Lightly Smoked Lobster with Sea Purslane and Suffolk Samphire
I have been proven to be completely wrong, if I had not joined Twitter I would have never known about Polly Robinson from Food Safari UK.
I find the Suffolk coast line most intriguing,which explains our many visits.The Aldeburgh Food festival has become a highlight on our yearly foodie calendar. It’s a family affair and together with Ross’s parents, Annerly and Duke the dog , we make an annual pilgrimage to Aldeburgh to savour the best food that Suffolk has to offer.
Twitter worked it’s magic and I saw a message posted by Polly about the Sea Food Safari that was due to take place. Keen and interested we joined in on the fun.
It was a brilliant day starting with Polly’s home made flapjacks and coffee at the quay before boarding the small fishing vessel to sail up the river Ore. I got all excited as we spotted lambs grazing on the banks and so salt marsh lamb came to mind.
The reason for sailing up the Ore was to empty the lobster pots. We pulled the pots filled with numerous treasures, including various sizes of lobsters, common shore crabs, eels, whelks, sea urchins and jelly fish eggs. Peter, the captain for the day, reminded us that you are not allowed to fish for lobster unless you have a valid permit and you must return the lobsters to the sea that are below the legal 10cm size, that is measuring from the eye’s to where the tail is attached to the body. Peter was also keen to tell us some other names that fishermen call sea urchin’s but I think I shall keep that one for another time.
After the boat trip we took a behind the scenes tour of Pinney’s smoke house at Butley creek. This was followed by a delicious sea food lunch at Butley Orford Oysterage Restaurant.
While we visited the oysterage at Butley Creek ,Polly pointed out the samphire and sea purslane growing on the banks of the river, it was a fantastic find, so I helped myself to a useful supply to take home along with the lobster from earlier that day.

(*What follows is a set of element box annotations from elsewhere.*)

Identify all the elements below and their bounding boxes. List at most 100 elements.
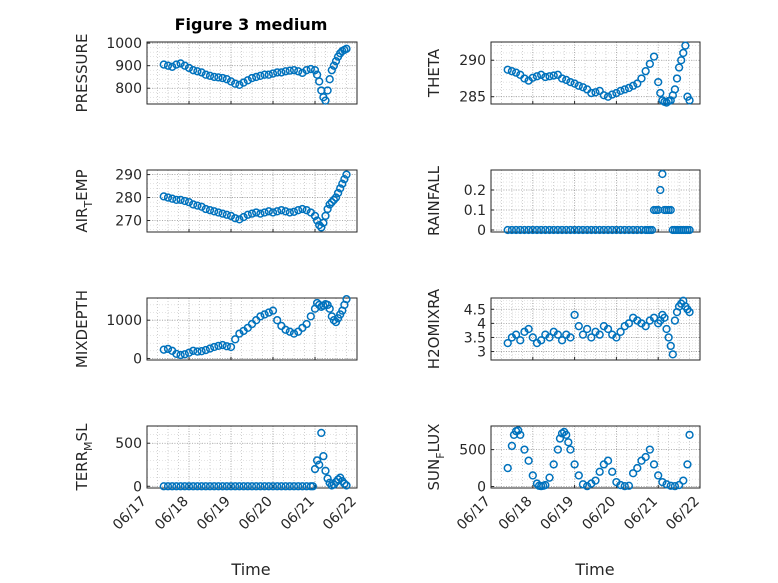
panel-7-point xyxy=(172,482,181,491)
panel-8-y-tick-label: 0 xyxy=(477,480,486,496)
panel-1-point xyxy=(218,73,227,83)
panel-3-point xyxy=(317,223,326,232)
panel-4-point xyxy=(557,225,567,235)
panel-7-point xyxy=(210,482,219,491)
panel-4-point xyxy=(624,225,634,235)
panel-7-point xyxy=(176,482,185,491)
panel-2-point xyxy=(656,88,665,98)
panel-5-point xyxy=(268,306,278,315)
panel-3-point xyxy=(331,193,341,202)
panel-6-y-tick-label: 3.5 xyxy=(464,330,486,346)
panel-2-point xyxy=(562,75,571,85)
panel-4-point xyxy=(582,225,592,235)
panel-3-point xyxy=(336,184,345,193)
panel-7-point xyxy=(222,482,231,491)
panel-6-point xyxy=(670,316,680,325)
panel-8-point xyxy=(591,476,600,485)
panel-3-y-tick-label: 280 xyxy=(115,191,142,207)
panel-3-point xyxy=(159,192,168,201)
panel-4-point xyxy=(587,225,596,235)
panel-2-point xyxy=(616,86,625,96)
panel-4-point xyxy=(656,185,665,195)
panel-3-point xyxy=(289,207,299,216)
panel-3-point xyxy=(235,215,244,224)
panel-2-point xyxy=(681,41,690,50)
panel-8-point xyxy=(528,471,537,480)
panel-4-point xyxy=(507,225,517,235)
panel-1-point xyxy=(264,70,273,79)
panel-4-point xyxy=(570,225,579,235)
panel-2-point xyxy=(612,88,621,98)
panel-4-point xyxy=(658,169,667,179)
panel-2-point xyxy=(566,77,575,87)
panel-8-axes-box xyxy=(490,425,701,489)
panel-7-point xyxy=(163,482,173,491)
panel-1-point xyxy=(329,61,339,70)
panel-2-point xyxy=(677,56,686,65)
panel-4-point xyxy=(612,225,621,235)
panel-6-point xyxy=(582,324,592,334)
panel-6-point xyxy=(503,338,512,348)
panel-1-point xyxy=(163,61,173,70)
panel-8-point xyxy=(666,481,675,490)
panel-4-point xyxy=(553,225,563,235)
panel-3-point xyxy=(193,201,202,210)
panel-7-point xyxy=(268,482,278,491)
panel-1-point xyxy=(205,71,215,80)
panel-8-y-tick-label: 500 xyxy=(459,443,486,459)
panel-1-point xyxy=(256,71,265,80)
panel-5-point xyxy=(256,312,265,321)
panel-4: 0 0.1 0.2 RAINFALL xyxy=(425,165,701,239)
panel-2-point xyxy=(574,81,583,90)
panel-8-point xyxy=(683,460,692,469)
panel-2-point xyxy=(570,79,579,88)
panel-1-point xyxy=(294,67,303,76)
panel-3-point xyxy=(281,207,290,216)
panel-2-y-axis-label: THETA xyxy=(425,48,443,98)
panel-4-y-tick-label: 0 xyxy=(477,223,486,239)
panel-7-point xyxy=(264,482,273,491)
panel-5-point xyxy=(197,347,206,356)
panel-1-point xyxy=(214,73,223,82)
panel-6-point xyxy=(528,333,537,342)
panel-5-point xyxy=(325,304,334,313)
panel-8-point xyxy=(670,482,680,491)
panel-1-point xyxy=(327,66,336,75)
panel-8-point xyxy=(564,438,573,447)
panel-2-point xyxy=(557,74,567,83)
panel-7-point xyxy=(159,482,168,491)
panel-8-point xyxy=(662,480,671,489)
panel-6-point xyxy=(641,322,650,331)
panel-6-point xyxy=(603,324,613,334)
panel-8-point xyxy=(685,430,694,440)
panel-5-point xyxy=(184,348,194,357)
panel-5-y-axis-label: MIXDEPTH xyxy=(73,290,91,368)
panel-7-point xyxy=(235,482,244,491)
panel-6-point xyxy=(537,336,546,345)
panel-6-point xyxy=(566,333,575,342)
panel-7-point xyxy=(321,466,330,475)
panel-2-point xyxy=(587,88,596,98)
panel-7-point xyxy=(277,482,286,491)
panel-2-point xyxy=(685,96,694,105)
panel-1-point xyxy=(159,60,168,69)
panel-4-point xyxy=(524,225,533,235)
panel-3-point xyxy=(327,197,336,207)
panel-3-point xyxy=(273,207,282,216)
panel-4-point xyxy=(545,225,554,235)
panel-1-point xyxy=(281,67,290,76)
panel-1-point xyxy=(247,73,257,83)
panel-5: 0 1000 MIXDEPTH xyxy=(73,290,358,368)
panel-8-point xyxy=(507,441,517,451)
panel-6-point xyxy=(668,350,677,359)
panel-3-point xyxy=(329,195,339,205)
panel-6-point xyxy=(624,319,634,328)
panel-2-point xyxy=(641,67,650,76)
panel-4-point xyxy=(566,225,575,235)
panel-5-point xyxy=(180,350,189,359)
panel-4-point xyxy=(520,225,529,235)
panel-4-point xyxy=(616,225,625,235)
panel-7-point xyxy=(281,482,290,491)
panel-1-point xyxy=(302,66,311,75)
panel-7-point xyxy=(180,482,189,491)
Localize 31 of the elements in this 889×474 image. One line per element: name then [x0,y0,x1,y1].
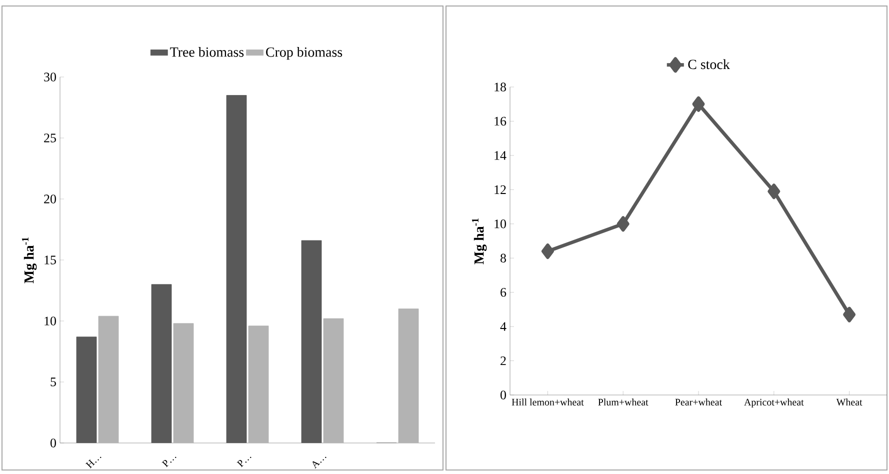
legend-label: Crop biomass [266,47,342,60]
y-tick-label: 20 [44,194,56,204]
x-tick-label: Plum+wheat [598,398,648,406]
y-tick-label: 2 [500,356,506,366]
x-tick-label: P… [162,457,176,468]
y-tick-label: 6 [500,288,506,297]
y-tick-label: 8 [500,254,506,263]
y-tick-label: 5 [50,378,56,387]
y-tick-label: 30 [44,72,56,82]
y-tick-label: 10 [44,316,56,326]
y-tick-label: 14 [494,151,506,160]
legend-label: Tree biomass [170,47,244,58]
y-tick-label: 4 [500,322,506,332]
x-tick-label: H… [86,457,102,469]
x-tick-label: Wheat [836,398,862,406]
y-axis-title: Mg ha$^{-1}$ [472,218,487,264]
y-tick-label: 10 [494,220,506,228]
y-tick-label: 16 [494,117,506,126]
y-tick-label: 12 [494,186,506,194]
x-tick-label: Apricot+wheat [744,398,804,408]
y-axis-title: Mg ha$^{-1}$ [22,238,37,284]
x-tick-label: Pear+wheat [675,398,722,406]
x-tick-label: Hill lemon+wheat [512,398,584,406]
y-tick-label: 0 [500,390,506,400]
x-tick-label: A… [312,457,326,469]
y-tick-label: 18 [494,82,506,92]
y-tick-label: 25 [44,134,56,143]
x-tick-label: P… [236,457,252,468]
y-tick-label: 15 [44,256,56,265]
y-tick-label: 0 [50,438,56,448]
legend-label: C stock [688,60,730,70]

As we were driving home ,I toyed with a number of ideas on which recipe to use with the lobster and the other sea vegetables that we found that day. All of a sudden it came to me, the inspiration of the day was the smoke house.
We kept Larry the lobster neatly wrapped in damp news paper in the fridge until we were ready the following day to light the barbecue and make this lovely dish.
A few years ago when visiting New York I found these cedar wood sheets in one of the many classy delicatessens, they wrapped them around salmon to enclose all sorts of interesting flavours, marinades and herbs. After chatting with the person behind the counter he pointed me in the right direction to where I could purchase some of these cedar wood sheets. I brought some back home and tested them on the barbecue. The results were fantastic as the food inside steams while it is lightly smoked at the same time. The secret is that the barbecue must be fairly cool so that it cooks slowly before the soaked wood drys out and catches fire.
- 1lb lobster
- 2tbs extra virgin olive oil
- Sprigs of fresh herbs such as savoury, flowering thyme and rosemary
- 2 Cedar wood sheets soaked for one hour in cold water
- 4 spears of asparagus
Bring a large pan of water to the boil. Make sure that the lobster fits before you start.
Once the water is boiling rapidly place the lobster inside and cover the pan with a lid. Cook for 4 minutes, remove the tail from the body, I wear thick rubber gloves to protect my hands and return the claws to the boiling water for a further 3 minutes.
Cool both the tail and claws in ice water.
Prepare the tail: Crush the shell with your hands, this will make serving easy and ensure that the smoke penetrates the tail. Brush the tail with some of the oil, wrap it in one of the soaked cedar sheets together with a generous amount of the fresh herbs, roll the wood up and secure with kitchen string.
Prepare the claws: Use a small light hammer or cleaver to remove the shell from the claw meat. Glaze the meat with some of the oil and use the asparagus and the remainder of the herbs when rolling the mixture up in the soaked cedar wood sheet Secure with kitchen string.
Cook the parcels on a mild heat. I like to cook them on the cooler parts of the barbecue so that the soaked wood does not dry out too quickly nor burn too fast. If you are using a Webber or a barbecue with a lid use the lid to encourage the smoking. The wood should burn a bit so that the lobster gets the smoky flavour. I smoke it for about 10 - 12 minutes over low heat.
New Potato and Sea Vegetable Salad
- 8 boiled new potatoes, skin on
- 150g samphire
- 2tbs sea purslane
- 2 rashers of smoked back bacon
- 2 tbs blanched and popped broad beans
- 1tsp grain mustard
- 1tsp balsamic vinegar
- 1tbs extra virgin olive oil
- Freshly cracked black pepper and course sea salt
Heat a medium non stick frying pan and saute the samphire in a splash of olive oil for two minutes, remove from the pan.
In the same pan cook the bacon until crispy, remove and deglaze the pan with the vinegar, oil and grain mustard to form the vinaigrette.
Cut the cooked potatoes in half and mix with the warm vinaigrette.
Chop the bacon into small pieces and mix with the potatoes, broad beans and sampire. Add half of the sea purslane and season to taste.
Serve smoked lobster with the potato and sea vegetable salad and garnish with the rest of the sea purslane.